Even if banishment is acceptable in theory, the scope of banishment is up for debate. In 1957, the U.S. Supreme Court ruled in Albert Trop vs. John Foster Dulles that kicking military deserters out of the country was unconstitutional. Chief Justice Earl Warren argued that national banishment would destroy a person.

"It is a form of punishment more primitive than torture," he wrote.

In Georgia, statewide banishment has been illegal since 1877. Still, banishing people from whole counties has remained in effect as a condition of probation, and Stokes said some prosecutors have used this tool to essentially force people out of Georgia, even if they haven't technically kicked them out.

Sometimes, a prosecutor will banish a defendant from 158 of Georgia's counties, forcing that defendant into the only remaining county. This happened to Gregory Terry, who pleaded guilty to aggravated assault, aggravated stalking and five other charges in Douglas County in 1995.

Terry was sentenced to 20 years in prison and 10 years on probation. During those last 10 years, he could only live in Toombs County. In 2008, Stokes challenged this punishment, calling it "de facto banishment" from the whole state. But the Georgia Supreme Court upheld that prosecutors can banish a defendant from 158 of 159 counties.

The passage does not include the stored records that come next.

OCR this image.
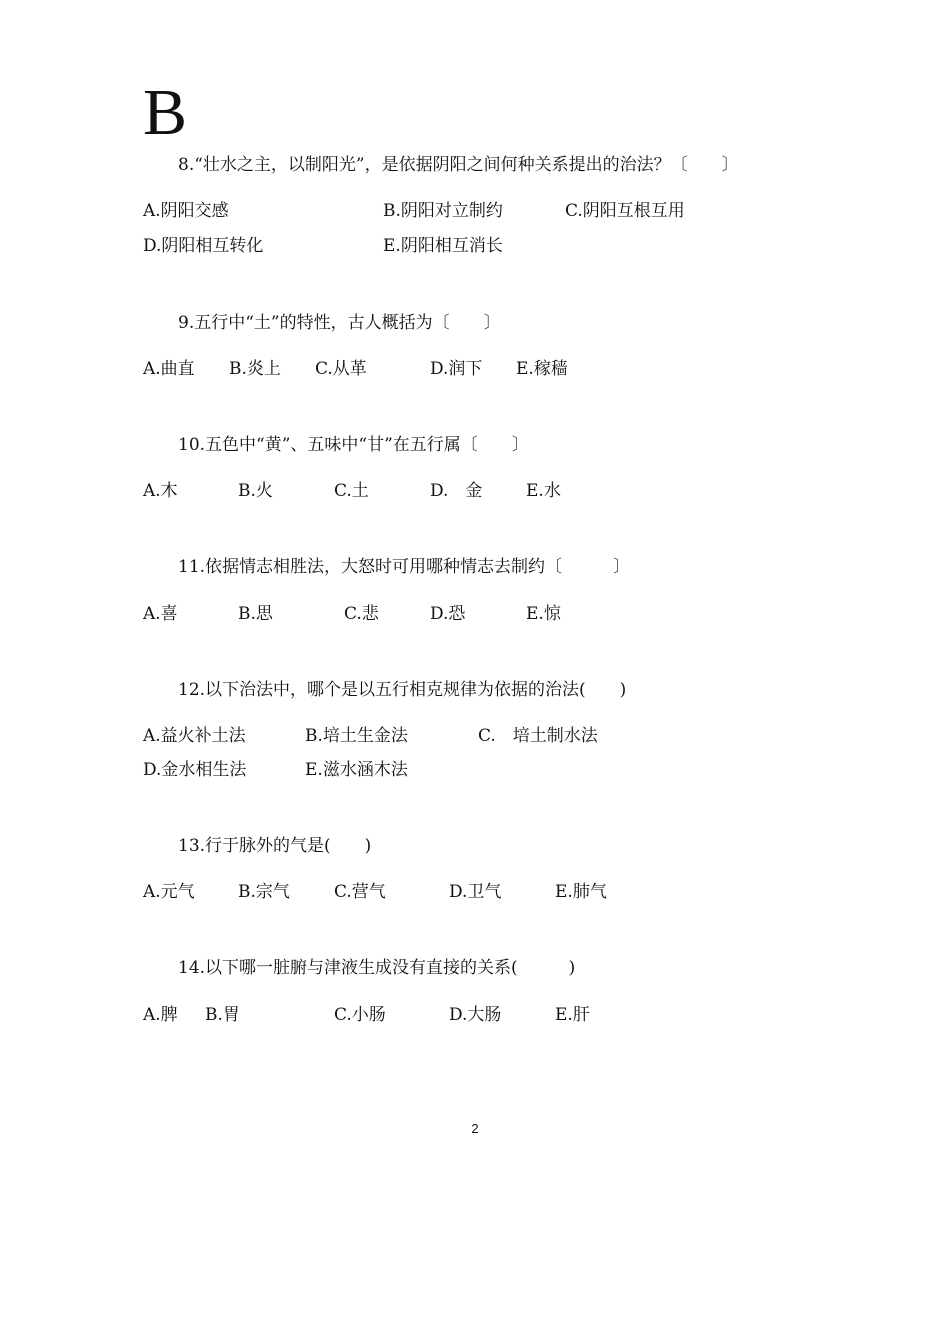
B
8.“壮水之主，以制阳光”，是依据阴阳之间何种关系提出的治法？〔　　〕
A.阴阳交感	B.阴阳对立制约	C.阴阳互根互用
D.阴阳相互转化	E.阴阳相互消长
9.五行中“土”的特性，古人概括为〔　　〕
A.曲直 B.炎上 C.从革	D.润下 E.稼穑
10.五色中“黄”、五味中“甘”在五行属〔　　〕
A.木	B.火	C.土	D.　金	E.水
11.依据情志相胜法，大怒时可用哪种情志去制约〔　　　〕
A.喜	B.思	C.悲	D.恐	E.惊
12.以下治法中，哪个是以五行相克规律为依据的治法(　　)
A.益火补土法	B.培土生金法	C.　培土制水法
D.金水相生法	E.滋水涵木法
13.行于脉外的气是(　　)
A.元气	B.宗气	C.营气	D.卫气	E.肺气
14.以下哪一脏腑与津液生成没有直接的关系(　　　)
A.脾 B.胃	C.小肠	D.大肠	E.肝
2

"The whole thing's calculated just to make you leave to another state," said Stokes, who represented Terry in an appeal. "They basically practice primarily what is called 158-county banishment."

In 2006, Georgia lawmakers altered the banishment rule. Now, if a defendant is banished, he can't be banished to just one county. But he can be banished to one judicial circuit, a block of land in which one district attorney presides.

For practical purposes, Stokes said, this does not make much of a change. Some judicial circuits -- like that of Lookout Mountain -- consist of multiple counties. But 14 judicial circuits in Georgia are made up of just one county. And of those 14 judicial circuits, 12 are surrounded by other Georgia judicial circuits.

If you get banished to one of those 12, you are essentially on an island. Leave that county -- heading north, south, east or west -- and you are breaking the law.

In Coffey's case, he is free to travel through most of Georgia. He just can't return to the Lookout Mountain Judicial Circuit. He says Franklin and assistant district attorney Chris Arnt had him banished because he is a political opponent.

Coffey says he is one of five founders of the LaFayette Underground, a blog that often criticizes Northwest Georgia government officials. Coffey was also often at odds with Rossville officials when he managed Peerless Woolen Mill across the street from City Hall.

In June 2010, police say, Coffey stole machine shop equipment from one of the mill's tenants. Then, one month later, Coffey accused another tenant of stealing from him. He also said Rossville Police Department Chief Sid Adams helped.

Coffey applied for warrants against Adams and David Rowan, the other tenant. Adams was not charged, and Rowan was not prosecuted.

Then, in November 2010, police say, Coffey destroyed city property. Coffey allegedly hired one of his employees to throw chunks of concrete into the sewer system that ran under the mill. The blocks flooded the sewer system, and the flood damaged a road, a water drainage system and the city's fire department.

Coffey denies this happened. He says city officials set him up because they didn't like him. Still, he doesn't mind the punishment.

He has homes in Chattanooga and North Carolina and did not have to sell any land as a result of the decision, nor does he have family in the district. He stopped working in Rossville in 2011.

"Banishing me from that area is like them taking someone that was in East Berlin in the '60s and chucking them over the wall," he said. "Chucking them over to the West, you know what I mean? That's how asinine that whole thought process is. Banishing someone from an area like that? What difference does it make?"

In this breakup, the feeling is mutual.

"He's been pretty much a constant problem," said Franklin, the district attorney. "We'll let some other jurisdiction deal with him."